Andere verlassen ihre Heimat aus ökonomischen Gründen: In der vollkommen technisierten Landwirtschaft werden fast keine Arbeitskräfte gebraucht. Die Evangelische Kirche am La Plata ist geprägt von ihren ländlichen Gemeinden, die von der Landwirtschaft leben. „Das wird aber immer schwieriger, wenn die großen Agrarkonzerne ihre Soja- und Maisproduktion ausweiten“, sagt Nicolás Rosenthal. „Wovon sollen die Familien denn leben? Auch die Diversität in der Landwirtschaft geht verloren. Es gibt nicht mehr genügend Flächen für Viehwirtschaft und für den Anbau anderer Pflanzenkulturen.“

Die IERP beschäftigt sich vermehrt mit diesen Fragen, weil sie unmittelbar die Gemeinden betreffen.

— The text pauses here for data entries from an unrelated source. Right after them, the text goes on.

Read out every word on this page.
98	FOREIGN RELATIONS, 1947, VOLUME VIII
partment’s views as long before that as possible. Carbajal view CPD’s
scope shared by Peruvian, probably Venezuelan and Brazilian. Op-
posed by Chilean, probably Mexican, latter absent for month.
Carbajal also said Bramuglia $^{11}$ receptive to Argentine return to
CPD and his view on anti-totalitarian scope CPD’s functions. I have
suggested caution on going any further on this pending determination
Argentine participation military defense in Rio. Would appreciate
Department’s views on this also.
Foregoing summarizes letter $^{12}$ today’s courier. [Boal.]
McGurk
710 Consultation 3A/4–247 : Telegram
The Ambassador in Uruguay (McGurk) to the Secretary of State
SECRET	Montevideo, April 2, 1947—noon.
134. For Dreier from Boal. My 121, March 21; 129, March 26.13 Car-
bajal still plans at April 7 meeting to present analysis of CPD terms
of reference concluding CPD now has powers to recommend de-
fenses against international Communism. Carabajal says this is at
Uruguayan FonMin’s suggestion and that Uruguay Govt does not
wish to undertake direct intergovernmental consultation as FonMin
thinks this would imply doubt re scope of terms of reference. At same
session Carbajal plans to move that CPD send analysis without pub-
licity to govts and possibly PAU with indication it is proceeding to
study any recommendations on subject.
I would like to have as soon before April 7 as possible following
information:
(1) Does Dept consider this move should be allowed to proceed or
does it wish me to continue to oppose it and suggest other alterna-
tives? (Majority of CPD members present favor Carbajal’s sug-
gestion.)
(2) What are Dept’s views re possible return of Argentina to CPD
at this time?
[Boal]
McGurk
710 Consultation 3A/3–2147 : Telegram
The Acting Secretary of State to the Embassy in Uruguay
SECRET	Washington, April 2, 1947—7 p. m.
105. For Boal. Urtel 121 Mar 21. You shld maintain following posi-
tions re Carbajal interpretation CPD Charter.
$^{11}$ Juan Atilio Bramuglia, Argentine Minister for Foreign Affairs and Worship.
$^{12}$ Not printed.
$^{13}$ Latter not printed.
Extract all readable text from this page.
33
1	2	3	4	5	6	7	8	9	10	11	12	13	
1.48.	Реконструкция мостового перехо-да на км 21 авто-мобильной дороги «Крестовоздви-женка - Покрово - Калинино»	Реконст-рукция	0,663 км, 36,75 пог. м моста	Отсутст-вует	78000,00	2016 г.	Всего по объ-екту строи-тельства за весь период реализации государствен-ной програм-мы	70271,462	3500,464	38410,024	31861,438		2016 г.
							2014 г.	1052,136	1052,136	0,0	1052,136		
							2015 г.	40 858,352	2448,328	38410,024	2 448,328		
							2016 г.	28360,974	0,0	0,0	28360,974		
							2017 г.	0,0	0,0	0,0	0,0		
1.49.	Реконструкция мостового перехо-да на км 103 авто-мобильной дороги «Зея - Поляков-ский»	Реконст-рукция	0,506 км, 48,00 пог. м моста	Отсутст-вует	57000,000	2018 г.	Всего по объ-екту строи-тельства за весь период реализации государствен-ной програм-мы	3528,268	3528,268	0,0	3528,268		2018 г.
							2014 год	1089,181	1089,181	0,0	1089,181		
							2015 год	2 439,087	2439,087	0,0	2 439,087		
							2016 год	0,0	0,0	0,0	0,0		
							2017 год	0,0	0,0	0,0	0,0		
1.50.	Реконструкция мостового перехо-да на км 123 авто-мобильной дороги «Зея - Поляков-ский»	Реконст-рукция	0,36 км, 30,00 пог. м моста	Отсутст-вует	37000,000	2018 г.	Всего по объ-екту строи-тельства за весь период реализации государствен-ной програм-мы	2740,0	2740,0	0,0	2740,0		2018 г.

Das Dilemma: Es gibt in der IERP auch Gemeinden, vor allem in Paraguay, die von der intensiven Landwirtschaft leben und in dieser Form der Landwirtschaft schwerlich einen Nachteil für sich sehen.

Seelsorglicher Ansatz

Dass die Vielfalt der Landwirtschaft verloren geht, dass bestimmte Produkte auf einmal nicht mehr hergestellt werden und importiert werden müssen, dass Dörfer und Kleinstädte langsam sterben und damit auch Kirchengemeinden verschwinden, dass Krankheiten durch den Einsatz von Spritzmitteln auftreten – die Einsicht in diese Zusammenhänge braucht Zeit und einen Wandel in den Köpfen.

Die Kirche möchte mit den Bauern, die auf umweltschädliche Monokulturen setzen, ins Gespräch kommen. Möglichst nicht von oben herab, sondern auf Augenhöhe. Vor zwei Jahren initiierte die Diakonie dazu ein Projekt mit dem Titel „Seelsorge zur Bewahrung der Schöpfung“. Doch wird die Augenhöhe von den Adressaten auch so empfunden? Bei den Gemeindegliedern auf dem Land gibt es Widerstände, sich von denen „aus der Stadt“, die wenig Ahnung von Landwirtschaft haben, etwas sagen zu lassen.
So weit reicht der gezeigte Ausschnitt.